Eine invasive Beatmung wird dann durchgeführt, wenn eine ausreichende Spontanatmung nicht möglich ist. Sie erfolgt über einen Trachealtubus bzw. ein Tracheostoma. Die invasive Beatmung über einen Tubus ist in der Regel Notfallsituationen oder einer intensivmedizinischen Behandlung vorbehalten, z. B. bei bewusstlosen bzw. sedierten oder narkotisierten Patienten.
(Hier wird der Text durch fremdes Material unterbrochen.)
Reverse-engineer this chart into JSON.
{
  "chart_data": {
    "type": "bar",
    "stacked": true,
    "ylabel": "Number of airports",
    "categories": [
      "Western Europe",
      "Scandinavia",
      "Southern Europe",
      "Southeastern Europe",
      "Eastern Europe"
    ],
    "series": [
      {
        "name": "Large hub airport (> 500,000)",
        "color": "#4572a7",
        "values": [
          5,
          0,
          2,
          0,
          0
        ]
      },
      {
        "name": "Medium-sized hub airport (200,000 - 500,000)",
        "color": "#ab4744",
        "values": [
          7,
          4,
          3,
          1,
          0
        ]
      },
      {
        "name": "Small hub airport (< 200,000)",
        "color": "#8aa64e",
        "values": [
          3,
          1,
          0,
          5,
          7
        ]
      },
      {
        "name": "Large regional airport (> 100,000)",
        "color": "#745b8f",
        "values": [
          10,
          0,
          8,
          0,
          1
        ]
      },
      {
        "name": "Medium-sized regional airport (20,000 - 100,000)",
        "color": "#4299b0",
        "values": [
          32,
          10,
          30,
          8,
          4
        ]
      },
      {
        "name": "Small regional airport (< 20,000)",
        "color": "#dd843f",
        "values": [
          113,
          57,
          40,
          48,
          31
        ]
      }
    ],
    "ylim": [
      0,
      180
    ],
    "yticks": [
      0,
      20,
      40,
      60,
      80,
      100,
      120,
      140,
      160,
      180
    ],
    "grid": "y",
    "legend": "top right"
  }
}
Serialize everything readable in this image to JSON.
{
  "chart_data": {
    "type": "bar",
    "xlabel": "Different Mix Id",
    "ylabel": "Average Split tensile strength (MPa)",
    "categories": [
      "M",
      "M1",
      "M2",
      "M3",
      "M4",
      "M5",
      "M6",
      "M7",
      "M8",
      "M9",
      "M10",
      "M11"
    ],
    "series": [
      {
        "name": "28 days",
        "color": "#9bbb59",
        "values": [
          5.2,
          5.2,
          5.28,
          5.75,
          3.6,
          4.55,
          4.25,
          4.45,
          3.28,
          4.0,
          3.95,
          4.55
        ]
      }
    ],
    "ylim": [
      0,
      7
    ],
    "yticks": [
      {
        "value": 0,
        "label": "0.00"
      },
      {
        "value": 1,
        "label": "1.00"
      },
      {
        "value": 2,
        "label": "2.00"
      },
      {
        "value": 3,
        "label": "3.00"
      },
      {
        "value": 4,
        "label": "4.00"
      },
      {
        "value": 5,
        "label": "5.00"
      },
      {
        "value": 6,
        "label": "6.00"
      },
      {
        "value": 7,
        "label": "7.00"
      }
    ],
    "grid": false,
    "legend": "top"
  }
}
Die invasive Beatmungstherapie im außerklinischen Bereich findet sich bei Patienten, die nicht mittels Weaning von der dauerhaften Beatmungstherapie zu entwöhnen sind, und somit dauerhaft außerklinisch beatmet werden müssen. Ziel ist es trotzdem Weaning-Potenziale zu erkennen. Diese sollen entsprechend auch im späteren Verlauf der Therapie Patienten in zertifizierten Weaning-Zentren zugeführt werden, um alle Möglichkeiten einer Entwöhnung auszunutzen.

Quellen

  1. AWMF S2k-Leitlinie „Nichtinvasive und invasive Beatmung als Therapie der chronischen respiratorischen Insuffizienz“ https://www.awmf.org/uploads/tx_szleitlinien/020-008l_S2k_NIV_Nichtinvasive_invasive_Beatumung_Insuffizienz_2017-10.pdf [zuletzt besucht am 24.05.2019].
  2. AMWF S3-Leitlinie: „Nichtinvasive Beatmung als Therapie der akuten respiratorischen Insuffizienz“ https://www.awmf.org/leitlinien/detail/ll/020-004.html [zuletzt besucht am 24.05.2019].
  3. Windisch, W. „Respiratorische Insuffizienz: O2 -Gabe oder Beatmung?“ Dtsch Arztebl 2015; 112(9): [28] https://www.aerzteblatt.de/archiv/168379/Respiratorische-Insuffizienz-O-sub-2-sub-Gabe-oder-Beatmung [zuletzt besucht am 24.05.2019].
  4. Windisch, W. „Chronisch respiratorische Insuffizienz/Außerklinische Beatmung“, SpringerReference Innere Medizin pp 1-10 https://link.springer.com/referenceworkentry/10.1007%2F978-3-642-54676-1_369-1 [zuletzt besucht am 24.05.2019].
  5. Köhnlein T. et al „Non-invasive positive pressure ventilation for the treatment of severe stable chronic obstructive pulmonary disease: a prospective, multicentre, randomised, controlled clinical trial.“ Lancet Respir Med. 2014 Sep;2(9):698–705 doi: 10.1016/S2213-2600(14)70153-5. Epub 2014 Jul 24.